Hospitalized babies with severe breathing problems may benefit from lying on their stomachs

Infants who are hospitalized with severe breathing problems may benefit from being placed on their stomachs rather than their backs, according to a new review of recent studies.

Children in the studies who were placed on their stomachs had higher blood oxygen levels and slower breathing rates than those placed on their backs, the review found.

Blood oxygen levels in the stomach-placed infants were about 2 percent higher than in the back-sleeping infants, a small but statistically significant difference. Most of the studies measured changes in blood oxygen levels and other indications of respiratory distress over the course of several hours, making it difficult to say whether stomach positioning has any long-term benefits or drawbacks, says review lead author Deborah Wells, a clinical nurse specialist at The Children’s Hospital in Westmead, Australia.

Although the finding seems at first glance to contradict the “back to sleep” recommendation that has been prevalent since 1992, most of the studies in the review involved premature infants breathing with the help of a mechanical ventilator.

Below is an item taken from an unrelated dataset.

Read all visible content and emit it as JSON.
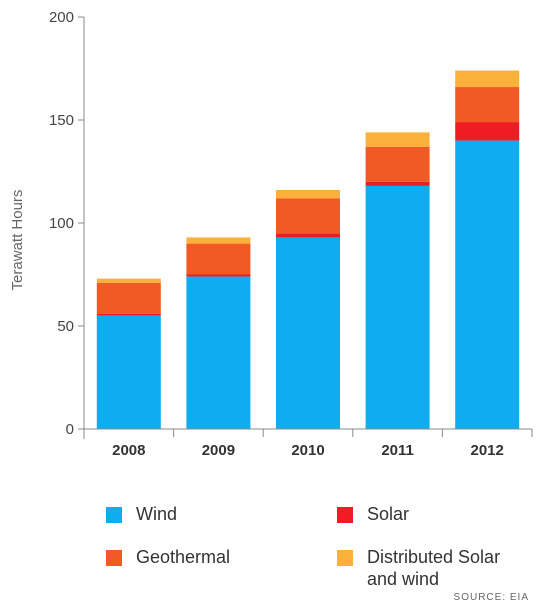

The findings are not applicable to healthy children, and it is “not clear how generalizable this data is to other infants and children with acute respiratory distress,” Wells says.

Wells also notes that even children hospitalized with severe breathing problems should be monitored continuously if they are placed on their stomachs because of the association between sudden infant death syndrome (SIDS) and stomach sleeping positions.

The review appears in the April issue of The Cochrane Library, a publication of The Cochrane Collaboration, an international organization that evaluates medical research. Systematic reviews draw evidence-based conclusions about medical practice after considering both the content and quality of existing medical trials on a topic.

Children and especially infants in respiratory distress risk oxygen poisoning and lung damage from mechanical ventilators because their lungs are immature, according to the Cochrane reviewers.

“Positioning may reduce the need for such interventions, or at least reduce the length of time they are required, thereby reducing the associated risk of longer-term lung damage,” Wells says.

Some physicians recommend a stomach position to adult patients with acute respiratory problems as a noninvasive way to increase their oxygen levels. But since stomach sleeping is associated with SIDS, Wells and colleagues decided the benefits of stomach positioning should be evaluated specifically in children.

Nurses in Wells’ hospital and others had also noticed that babies six to 18 months who were in respiratory distress “would not lie down to sleep, but would fall asleep when upright over someone’s shoulder,” Wells says. If they did manage to lie down, the babies would roll onto their stomachs and flex their hips and knees up like a frog, she adds. The babies’ behavior led the nurses to wonder if the infants were trying to relieve their breathing problems by wriggling into a position that allowed them to take in more oxygen.

Wells and colleagues reviewed findings from 21 studies of infants and children with acute respiratory distress that compared the benefits of a variety of different positions, including stomach, back and side-lying positions and elevated head and sitting positions. The studies included 436 patients, 74 percent of whom were premature infants. About 70 percent of the premature infants were breathing with the help of a mechanical ventilator.

While there is no official definition of acute respiratory distress, according to Wells, the children included in the study were hospitalized with severe breathing problems stemming from a variety of causes, from congenital lung problems to upper respiratory infections.

There were not enough data among the studies to determine whether any of the other sleeping positions could relieve breathing problems, the Cochrane reviewers found.

In healthy children without severe breathing problems, back sleeping remains the recommended position. According to Dr. Duane Alexander, director of the National Institute of Child Health and Human Development, “Placing infants on their backs not only reduces their risk of sudden infant death syndrome, but also appears to reduce the risk for fever, stuffy nose, and ear infections.”